THE O.C. FINALE WAS KICK ASS BECAUSE:
1. chinowear was brought back
2. ryan looked at marissa as he drove off
3. a car pulled up to block marissa off
all alluding to the pilot epsidoe that got me hooked.

oh yeah and,
"PUUUUDING!"
the whole hair thing with the claw seth made.

the thing i don't like about the the o.c. is how in the pilot episodes i really felt like ryan was a kid on the run. a kid who was hopeless and had no future. a kid that had his head on straight but was always in the wrong place at the wrong time. now i don't feel like he's a smart kid anymore. i just feel like he's an adult, having sex, having a baby, blahblah. i liked it better when he fucked up with "kid" mistakes. like burning the house down. getting into fights. always ruining the party. bring back the kid in ryan. he's not 23 -- he's 16.

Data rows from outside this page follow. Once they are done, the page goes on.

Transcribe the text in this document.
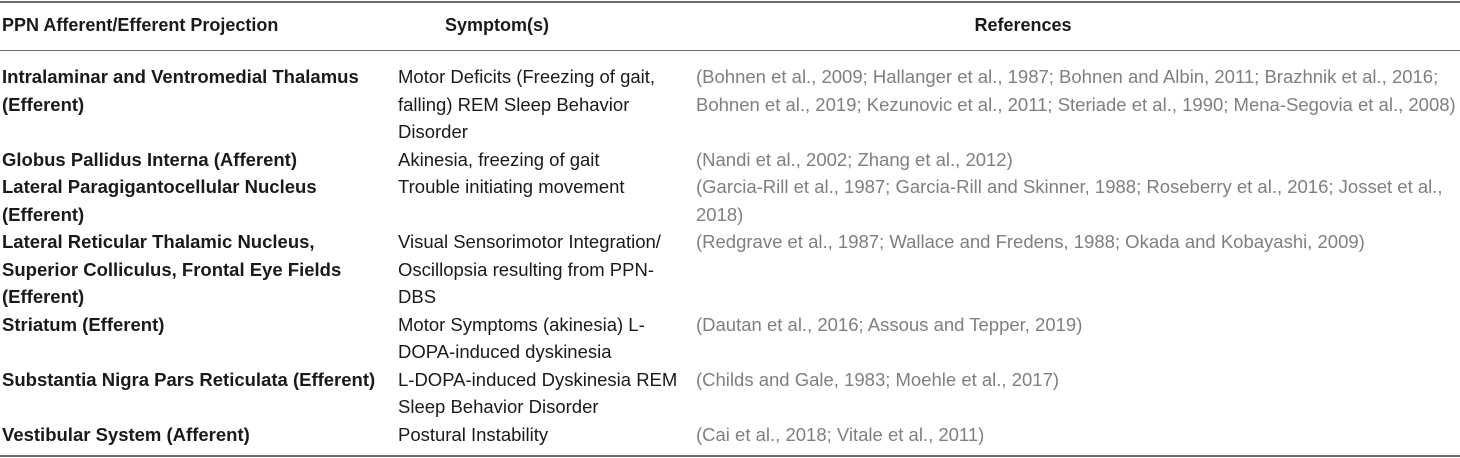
PPN Afferent/Efferent Projection	Symptom(s)	References
Intralaminar and Ventromedial Thalamus (Efferent)	Motor Deficits (Freezing of gait, falling) REM Sleep Behavior Disorder	(Bohnen et al., 2009; Hallanger et al., 1987; Bohnen and Albin, 2011; Brazhnik et al., 2016; Bohnen et al., 2019; Kezunovic et al., 2011; Steriade et al., 1990; Mena-Segovia et al., 2008)
Globus Pallidus Interna (Afferent)	Akinesia, freezing of gait	(Nandi et al., 2002; Zhang et al., 2012)
Lateral Paragigantocellular Nucleus (Efferent)	Trouble initiating movement	(Garcia-Rill et al., 1987; Garcia-Rill and Skinner, 1988; Roseberry et al., 2016; Josset et al., 2018)
Lateral Reticular Thalamic Nucleus, Superior Colliculus, Frontal Eye Fields (Efferent)	Visual Sensorimotor Integration/ Oscillopsia resulting from PPN-DBS	(Redgrave et al., 1987; Wallace and Fredens, 1988; Okada and Kobayashi, 2009)
Striatum (Efferent)	Motor Symptoms (akinesia) L-DOPA-induced dyskinesia	(Dautan et al., 2016; Assous and Tepper, 2019)
Substantia Nigra Pars Reticulata (Efferent)	L-DOPA-induced Dyskinesia REM Sleep Behavior Disorder	(Childs and Gale, 1983; Moehle et al., 2017)
Vestibular System (Afferent)	Postural Instability	(Cai et al., 2018; Vitale et al., 2011)
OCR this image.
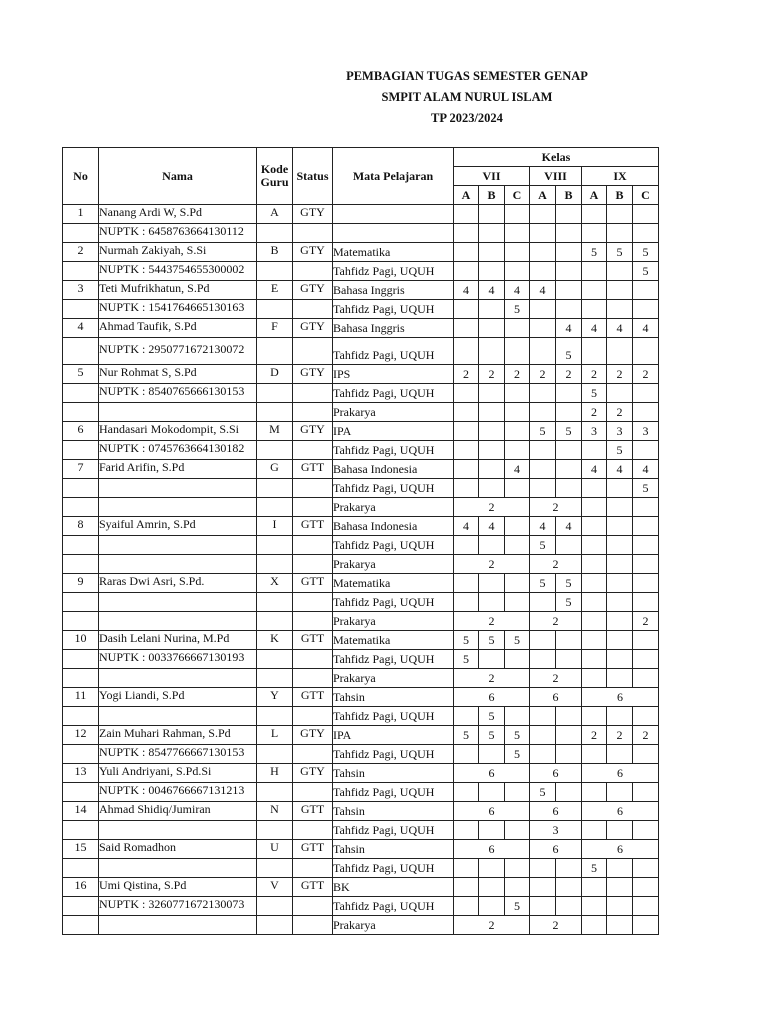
PEMBAGIAN TUGAS SEMESTER GENAP
SMPIT ALAM NURUL ISLAM
TP 2023/2024
No	Nama	Kode Guru	Status	Mata Pelajaran	Kelas							
					VII			VIII		IX		
					A	B	C	A	B	A	B	C
1	Nanang Ardi W, S.Pd	A	GTY									
	NUPTK : 6458763664130112											
2	Nurmah Zakiyah, S.Si	B	GTY	Matematika						5	5	5
	NUPTK : 5443754655300002			Tahfidz Pagi, UQUH								5
3	Teti Mufrikhatun, S.Pd	E	GTY	Bahasa Inggris	4	4	4	4				
	NUPTK : 1541764665130163			Tahfidz Pagi, UQUH			5					
4	Ahmad Taufik, S.Pd	F	GTY	Bahasa Inggris					4	4	4	4
	NUPTK : 2950771672130072			Tahfidz Pagi, UQUH					5			
5	Nur Rohmat S, S.Pd	D	GTY	IPS	2	2	2	2	2	2	2	2
	NUPTK : 8540765666130153			Tahfidz Pagi, UQUH						5		
				Prakarya						2	2	
6	Handasari Mokodompit, S.Si	M	GTY	IPA				5	5	3	3	3
	NUPTK : 0745763664130182			Tahfidz Pagi, UQUH							5	
7	Farid Arifin, S.Pd	G	GTT	Bahasa Indonesia			4			4	4	4
				Tahfidz Pagi, UQUH								5
				Prakarya	2			2				
8	Syaiful Amrin, S.Pd	I	GTT	Bahasa Indonesia	4	4		4	4			
				Tahfidz Pagi, UQUH				5				
				Prakarya	2			2				
9	Raras Dwi Asri, S.Pd.	X	GTT	Matematika				5	5			
				Tahfidz Pagi, UQUH					5			
				Prakarya	2			2				2
10	Dasih Lelani Nurina, M.Pd	K	GTT	Matematika	5	5	5					
	NUPTK : 0033766667130193			Tahfidz Pagi, UQUH	5							
				Prakarya	2			2				
11	Yogi Liandi, S.Pd	Y	GTT	Tahsin	6			6		6		
				Tahfidz Pagi, UQUH		5						
12	Zain Muhari Rahman, S.Pd	L	GTY	IPA	5	5	5			2	2	2
	NUPTK : 8547766667130153			Tahfidz Pagi, UQUH			5					
13	Yuli Andriyani, S.Pd.Si	H	GTY	Tahsin	6			6		6		
	NUPTK : 0046766667131213			Tahfidz Pagi, UQUH				5				
14	Ahmad Shidiq/Jumiran	N	GTT	Tahsin	6			6		6		
				Tahfidz Pagi, UQUH				3				
15	Said Romadhon	U	GTT	Tahsin	6			6		6		
				Tahfidz Pagi, UQUH						5		
16	Umi Qistina, S.Pd	V	GTT	BK								
	NUPTK : 3260771672130073			Tahfidz Pagi, UQUH			5					
				Prakarya	2			2				
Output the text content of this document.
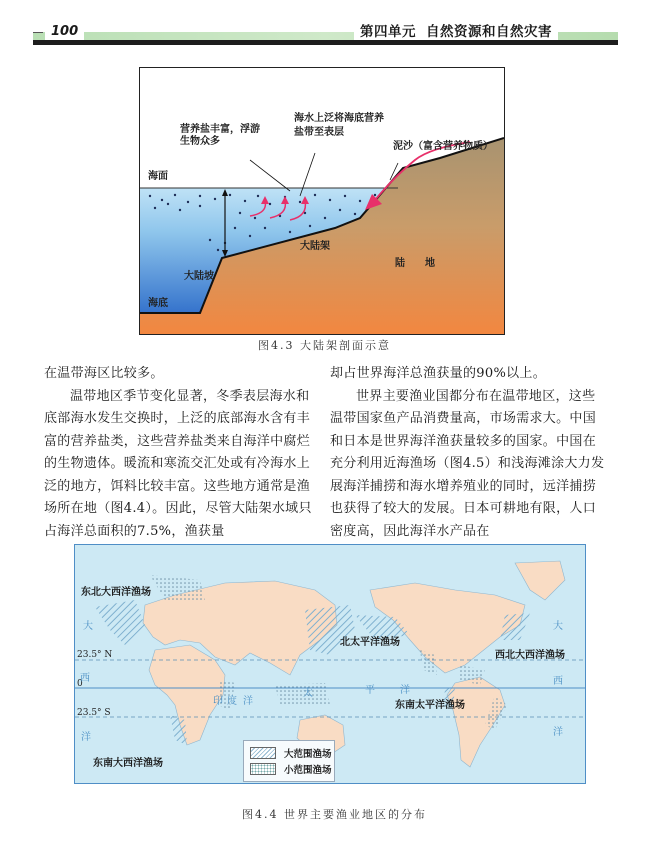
100	第四单元 自然资源和自然灾害
营养盐丰富，浮游
生物众多
海水上泛将海底营养
盐带至表层
泥沙（富含营养物质）
海面
大陆架
陆　　地
大陆坡
海底
图4.3 大陆架剖面示意

在温带海区比较多。

温带地区季节变化显著，冬季表层海水和底部海水发生交换时，上泛的底部海水含有丰富的营养盐类，这些营养盐类来自海洋中腐烂的生物遗体。暖流和寒流交汇处或有冷海水上泛的地方，饵料比较丰富。这些地方通常是渔场所在地（图4.4）。因此，尽管大陆架水域只占海洋总面积的7.5%，渔获量

却占世界海洋总渔获量的90%以上。

世界主要渔业国都分布在温带地区，这些温带国家鱼产品消费量高，市场需求大。中国和日本是世界海洋渔获量较多的国家。中国在充分利用近海渔场（图4.5）和浅海滩涂大力发展海洋捕捞和海水增养殖业的同时，远洋捕捞也获得了较大的发展。日本可耕地有限，人口密度高，因此海洋水产品在

东北大西洋渔场
北太平洋渔场
西北大西洋渔场
东南太平洋渔场
东南大西洋渔场
23.5° N
0
23.5° S
大
西
洋
印 度 洋
太	平	洋
大
西
洋
大范围渔场
小范围渔场
图4.4 世界主要渔业地区的分布
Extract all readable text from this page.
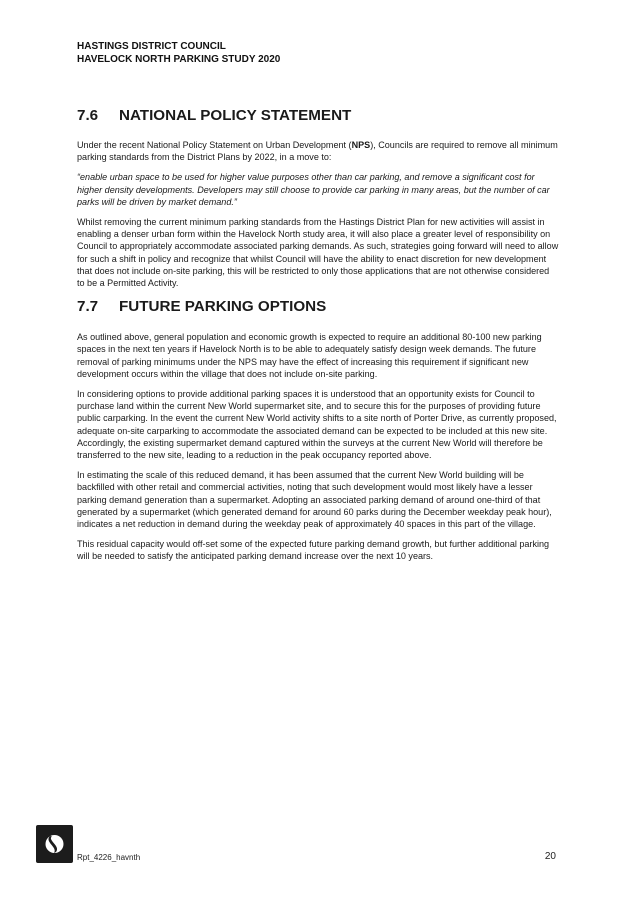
HASTINGS DISTRICT COUNCIL
HAVELOCK NORTH PARKING STUDY 2020
7.6	NATIONAL POLICY STATEMENT

Under the recent National Policy Statement on Urban Development (NPS), Councils are required to remove all minimum parking standards from the District Plans by 2022, in a move to:

“enable urban space to be used for higher value purposes other than car parking, and remove a significant cost for higher density developments. Developers may still choose to provide car parking in many areas, but the number of car parks will be driven by market demand.”

Whilst removing the current minimum parking standards from the Hastings District Plan for new activities will assist in enabling a denser urban form within the Havelock North study area, it will also place a greater level of responsibility on Council to appropriately accommodate associated parking demands. As such, strategies going forward will need to allow for such a shift in policy and recognize that whilst Council will have the ability to enact discretion for new development that does not include on-site parking, this will be restricted to only those applications that are not otherwise considered to be a Permitted Activity.

7.7	FUTURE PARKING OPTIONS

As outlined above, general population and economic growth is expected to require an additional 80-100 new parking spaces in the next ten years if Havelock North is to be able to adequately satisfy design week demands. The future removal of parking minimums under the NPS may have the effect of increasing this requirement if significant new development occurs within the village that does not include on-site parking.

In considering options to provide additional parking spaces it is understood that an opportunity exists for Council to purchase land within the current New World supermarket site, and to secure this for the purposes of providing future public carparking. In the event the current New World activity shifts to a site north of Porter Drive, as currently proposed, adequate on-site carparking to accommodate the associated demand can be expected to be included at this new site. Accordingly, the existing supermarket demand captured within the surveys at the current New World will therefore be transferred to the new site, leading to a reduction in the peak occupancy reported above.

In estimating the scale of this reduced demand, it has been assumed that the current New World building will be backfilled with other retail and commercial activities, noting that such development would most likely have a lesser parking demand generation than a supermarket. Adopting an associated parking demand of around one-third of that generated by a supermarket (which generated demand for around 60 parks during the December weekday peak hour), indicates a net reduction in demand during the weekday peak of approximately 40 spaces in this part of the village.

This residual capacity would off-set some of the expected future parking demand growth, but further additional parking will be needed to satisfy the anticipated parking demand increase over the next 10 years.

Rpt_4226_havnth	20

MY LIFE BEING COMPLETELY AWESOME = TROY = 7 DAYS, bitches!
i've watched every TV even remotely having to do with troy and i've never been so excited for a movie.

GG i like it like that what was GOOD. next book is going to be BETTER. GG will be revealed (i think) and you know will finally find the love with you know who else because they've always been in love. he's just been to stoned and stupid to see it. dumb boys... so typical.